Physical Modeling and Performance of Spatial-Spectral Filters for CT Material Decomposition

TL;DR

This paper investigates a novel spectral CT approach using spatial-spectral filters instead of energy-discriminating detectors, modeling physical effects and analyzing performance with simulated physical parameters.

Contribution

It introduces a new spatial-spectral filtering method for spectral CT and models physical effects like focal spot size and motion blur to evaluate performance.

Findings

Performance is feasible with realistic x-ray tubes.

Higher filter speeds can reduce error despite motion blur.
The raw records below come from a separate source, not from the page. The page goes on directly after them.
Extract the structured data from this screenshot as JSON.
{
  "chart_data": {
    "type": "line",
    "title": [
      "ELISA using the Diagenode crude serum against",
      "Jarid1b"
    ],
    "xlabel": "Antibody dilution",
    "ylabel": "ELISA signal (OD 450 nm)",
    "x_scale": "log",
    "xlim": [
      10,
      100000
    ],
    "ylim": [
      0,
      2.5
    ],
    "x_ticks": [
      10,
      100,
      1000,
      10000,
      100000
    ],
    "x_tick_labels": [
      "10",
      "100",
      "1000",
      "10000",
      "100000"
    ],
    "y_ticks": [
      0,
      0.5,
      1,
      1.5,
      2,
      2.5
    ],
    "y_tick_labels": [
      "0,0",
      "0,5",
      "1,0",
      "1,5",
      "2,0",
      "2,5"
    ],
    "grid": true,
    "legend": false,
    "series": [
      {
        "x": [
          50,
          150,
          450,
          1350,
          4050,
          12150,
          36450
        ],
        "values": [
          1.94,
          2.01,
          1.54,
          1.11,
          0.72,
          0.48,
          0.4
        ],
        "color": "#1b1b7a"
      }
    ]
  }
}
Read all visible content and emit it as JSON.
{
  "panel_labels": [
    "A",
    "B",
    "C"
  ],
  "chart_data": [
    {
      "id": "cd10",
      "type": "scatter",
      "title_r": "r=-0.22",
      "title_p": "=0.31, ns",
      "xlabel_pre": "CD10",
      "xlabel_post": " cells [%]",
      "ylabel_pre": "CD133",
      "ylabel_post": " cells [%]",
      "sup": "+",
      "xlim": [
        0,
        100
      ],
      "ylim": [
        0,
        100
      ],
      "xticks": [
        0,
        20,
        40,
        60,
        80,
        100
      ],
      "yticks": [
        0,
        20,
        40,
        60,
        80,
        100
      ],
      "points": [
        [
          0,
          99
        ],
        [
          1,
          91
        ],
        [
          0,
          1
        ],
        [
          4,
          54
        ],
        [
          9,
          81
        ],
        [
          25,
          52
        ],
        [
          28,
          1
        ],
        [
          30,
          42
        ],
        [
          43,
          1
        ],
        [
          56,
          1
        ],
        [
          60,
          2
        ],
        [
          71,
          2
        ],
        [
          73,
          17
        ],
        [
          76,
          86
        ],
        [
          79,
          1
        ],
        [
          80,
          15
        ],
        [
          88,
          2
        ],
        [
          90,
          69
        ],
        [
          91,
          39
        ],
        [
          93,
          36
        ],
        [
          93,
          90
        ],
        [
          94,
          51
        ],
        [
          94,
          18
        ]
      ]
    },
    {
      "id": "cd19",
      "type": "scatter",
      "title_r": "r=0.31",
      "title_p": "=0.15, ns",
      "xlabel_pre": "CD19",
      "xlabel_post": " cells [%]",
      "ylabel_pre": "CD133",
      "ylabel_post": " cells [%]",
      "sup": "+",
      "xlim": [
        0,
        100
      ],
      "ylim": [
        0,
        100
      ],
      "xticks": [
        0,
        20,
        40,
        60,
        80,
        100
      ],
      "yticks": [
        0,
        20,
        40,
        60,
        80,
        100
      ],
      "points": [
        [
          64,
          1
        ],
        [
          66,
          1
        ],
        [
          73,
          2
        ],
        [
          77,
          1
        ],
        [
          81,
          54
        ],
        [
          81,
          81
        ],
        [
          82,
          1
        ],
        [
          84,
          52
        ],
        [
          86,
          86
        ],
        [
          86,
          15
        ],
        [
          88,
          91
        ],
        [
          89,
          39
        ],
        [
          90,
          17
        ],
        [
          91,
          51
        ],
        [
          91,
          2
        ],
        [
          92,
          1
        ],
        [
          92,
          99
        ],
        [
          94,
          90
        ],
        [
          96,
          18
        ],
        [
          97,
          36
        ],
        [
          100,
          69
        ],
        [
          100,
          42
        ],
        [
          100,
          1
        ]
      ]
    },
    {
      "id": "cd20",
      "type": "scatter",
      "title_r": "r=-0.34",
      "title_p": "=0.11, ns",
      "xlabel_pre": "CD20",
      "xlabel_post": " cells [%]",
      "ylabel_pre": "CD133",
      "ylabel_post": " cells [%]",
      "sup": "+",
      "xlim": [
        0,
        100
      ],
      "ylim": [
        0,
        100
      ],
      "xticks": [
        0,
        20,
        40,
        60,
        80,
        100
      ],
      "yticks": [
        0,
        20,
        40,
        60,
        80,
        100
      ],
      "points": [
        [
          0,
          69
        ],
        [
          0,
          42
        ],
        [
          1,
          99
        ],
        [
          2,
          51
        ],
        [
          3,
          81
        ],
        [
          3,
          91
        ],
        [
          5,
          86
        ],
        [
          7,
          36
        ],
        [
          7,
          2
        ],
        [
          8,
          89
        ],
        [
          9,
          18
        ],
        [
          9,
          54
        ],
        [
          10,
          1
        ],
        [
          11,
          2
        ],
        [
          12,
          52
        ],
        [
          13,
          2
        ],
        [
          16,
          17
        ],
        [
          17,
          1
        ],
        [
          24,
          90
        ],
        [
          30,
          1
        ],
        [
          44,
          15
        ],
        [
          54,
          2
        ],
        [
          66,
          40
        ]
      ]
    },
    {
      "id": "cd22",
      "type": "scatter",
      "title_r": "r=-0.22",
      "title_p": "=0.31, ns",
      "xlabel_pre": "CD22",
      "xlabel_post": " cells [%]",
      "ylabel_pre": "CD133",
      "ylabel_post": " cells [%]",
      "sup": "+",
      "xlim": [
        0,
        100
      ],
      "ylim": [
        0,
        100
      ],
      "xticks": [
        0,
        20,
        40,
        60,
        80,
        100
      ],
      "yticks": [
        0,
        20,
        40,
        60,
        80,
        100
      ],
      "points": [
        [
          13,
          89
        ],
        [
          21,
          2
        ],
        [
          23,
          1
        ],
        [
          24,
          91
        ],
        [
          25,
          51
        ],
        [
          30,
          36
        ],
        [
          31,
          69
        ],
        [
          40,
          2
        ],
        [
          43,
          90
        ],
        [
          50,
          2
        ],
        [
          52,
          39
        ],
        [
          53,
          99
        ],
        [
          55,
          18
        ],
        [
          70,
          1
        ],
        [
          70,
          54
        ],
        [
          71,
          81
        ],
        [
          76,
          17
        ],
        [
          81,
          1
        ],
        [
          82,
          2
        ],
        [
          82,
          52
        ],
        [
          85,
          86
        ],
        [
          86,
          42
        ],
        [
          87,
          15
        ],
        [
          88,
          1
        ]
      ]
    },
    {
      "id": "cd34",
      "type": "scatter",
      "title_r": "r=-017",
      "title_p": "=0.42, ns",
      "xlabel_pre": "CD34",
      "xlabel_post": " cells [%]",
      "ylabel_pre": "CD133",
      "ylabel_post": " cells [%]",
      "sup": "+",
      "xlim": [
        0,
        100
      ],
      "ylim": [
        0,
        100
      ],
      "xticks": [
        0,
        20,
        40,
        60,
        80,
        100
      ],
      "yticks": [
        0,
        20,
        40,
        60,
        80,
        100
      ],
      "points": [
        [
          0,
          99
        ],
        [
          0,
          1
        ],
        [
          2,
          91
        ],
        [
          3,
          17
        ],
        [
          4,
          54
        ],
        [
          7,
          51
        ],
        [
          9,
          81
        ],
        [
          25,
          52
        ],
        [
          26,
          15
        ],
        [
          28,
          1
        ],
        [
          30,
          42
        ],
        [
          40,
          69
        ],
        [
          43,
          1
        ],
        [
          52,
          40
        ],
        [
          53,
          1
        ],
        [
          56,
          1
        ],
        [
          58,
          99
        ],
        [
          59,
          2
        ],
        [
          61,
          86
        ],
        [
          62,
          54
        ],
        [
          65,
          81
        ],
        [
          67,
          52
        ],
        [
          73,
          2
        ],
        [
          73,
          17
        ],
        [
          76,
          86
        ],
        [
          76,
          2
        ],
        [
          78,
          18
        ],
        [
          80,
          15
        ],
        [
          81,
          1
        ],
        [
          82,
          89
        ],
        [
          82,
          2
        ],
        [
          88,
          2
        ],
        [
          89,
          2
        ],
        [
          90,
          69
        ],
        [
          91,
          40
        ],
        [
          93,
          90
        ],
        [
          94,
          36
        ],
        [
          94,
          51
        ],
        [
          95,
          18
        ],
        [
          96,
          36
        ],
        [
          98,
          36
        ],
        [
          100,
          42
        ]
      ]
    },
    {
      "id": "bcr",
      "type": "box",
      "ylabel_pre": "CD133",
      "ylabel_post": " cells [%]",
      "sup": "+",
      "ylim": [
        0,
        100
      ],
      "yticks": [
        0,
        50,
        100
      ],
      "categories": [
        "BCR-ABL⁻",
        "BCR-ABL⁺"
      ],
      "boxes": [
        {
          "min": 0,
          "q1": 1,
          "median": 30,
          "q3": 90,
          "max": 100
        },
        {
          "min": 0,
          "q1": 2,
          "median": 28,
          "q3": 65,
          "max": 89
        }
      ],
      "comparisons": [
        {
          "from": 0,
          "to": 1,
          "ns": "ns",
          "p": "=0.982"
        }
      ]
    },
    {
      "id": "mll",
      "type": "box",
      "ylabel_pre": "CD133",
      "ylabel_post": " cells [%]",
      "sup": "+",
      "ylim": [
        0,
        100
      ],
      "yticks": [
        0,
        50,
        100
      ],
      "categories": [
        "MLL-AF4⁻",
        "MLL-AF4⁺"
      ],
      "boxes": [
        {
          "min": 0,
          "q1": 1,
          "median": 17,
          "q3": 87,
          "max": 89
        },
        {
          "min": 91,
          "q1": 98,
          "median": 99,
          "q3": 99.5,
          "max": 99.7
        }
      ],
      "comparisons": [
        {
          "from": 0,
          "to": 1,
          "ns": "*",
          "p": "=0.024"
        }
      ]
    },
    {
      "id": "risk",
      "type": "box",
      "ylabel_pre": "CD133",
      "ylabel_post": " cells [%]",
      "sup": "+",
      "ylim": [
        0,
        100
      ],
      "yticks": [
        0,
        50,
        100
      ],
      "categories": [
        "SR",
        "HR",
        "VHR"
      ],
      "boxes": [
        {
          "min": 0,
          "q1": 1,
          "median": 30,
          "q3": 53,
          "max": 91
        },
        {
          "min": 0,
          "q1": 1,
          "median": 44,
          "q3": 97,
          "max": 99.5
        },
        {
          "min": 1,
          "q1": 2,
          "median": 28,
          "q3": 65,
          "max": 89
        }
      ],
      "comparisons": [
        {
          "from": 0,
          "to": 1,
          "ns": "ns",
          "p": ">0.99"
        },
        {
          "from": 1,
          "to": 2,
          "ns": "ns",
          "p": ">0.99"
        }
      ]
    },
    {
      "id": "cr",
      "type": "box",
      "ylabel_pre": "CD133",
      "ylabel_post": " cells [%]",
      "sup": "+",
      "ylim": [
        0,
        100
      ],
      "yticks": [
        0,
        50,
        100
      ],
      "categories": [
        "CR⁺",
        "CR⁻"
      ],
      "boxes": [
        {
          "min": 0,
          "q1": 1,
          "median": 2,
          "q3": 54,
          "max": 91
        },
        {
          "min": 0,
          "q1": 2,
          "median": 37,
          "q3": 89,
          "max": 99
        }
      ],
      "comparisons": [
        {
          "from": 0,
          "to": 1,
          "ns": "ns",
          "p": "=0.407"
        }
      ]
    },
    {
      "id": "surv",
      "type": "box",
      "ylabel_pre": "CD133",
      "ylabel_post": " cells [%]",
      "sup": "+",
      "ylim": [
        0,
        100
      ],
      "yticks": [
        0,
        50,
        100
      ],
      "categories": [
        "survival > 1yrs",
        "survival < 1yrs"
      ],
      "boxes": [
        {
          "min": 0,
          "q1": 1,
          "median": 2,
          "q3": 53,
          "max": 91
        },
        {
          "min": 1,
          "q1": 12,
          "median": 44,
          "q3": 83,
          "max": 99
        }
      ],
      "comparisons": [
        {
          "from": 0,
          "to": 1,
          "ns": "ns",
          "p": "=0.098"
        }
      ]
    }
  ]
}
Focal spot size has less than 15% impact on performance.

Abstract

Material decomposition for imaging multiple contrast agents in a single acquisition has been made possible by spectral CT: a modality which incorporates multiple photon energy spectral sensitivities into a single data collection. This work presents an investigation of a new approach to spectral CT which does not rely on energy-discriminating detectors or multiple x-ray sources. Instead, a tiled pattern of K-edge filters are placed in front of the x-ray to create spatially encoded spectra data. For improved sampling, the spatial-spectral filter is moved continuously with respect to the source. A model-based material decomposition algorithm is adopted to directly reconstruct multiple material densities from projection data that is sparse in each spectral channel. Physical effects associated with the x-ray focal spot size and motion blur for the moving filter are expected to impact overall performance. In this work, those physical effects are modeled and a performance analysis is conducted. Specifically, experiments are presented with simulated focal spot widths between 0.2 mm and 4.0 mm. Additionally, filter motion blur is simulated for a linear translation speeds between 50 mm/s and 450 mm/s. The performance differential between a 0.2 mm and a 1.0 mm focal spot is less than 15% suggesting feasibility of the approach with realistic x-ray tubes. Moreover, for reasonable filter actuation speeds, higher speeds are shown to decrease error (due to improved sampling) despite motion-based spectral blur.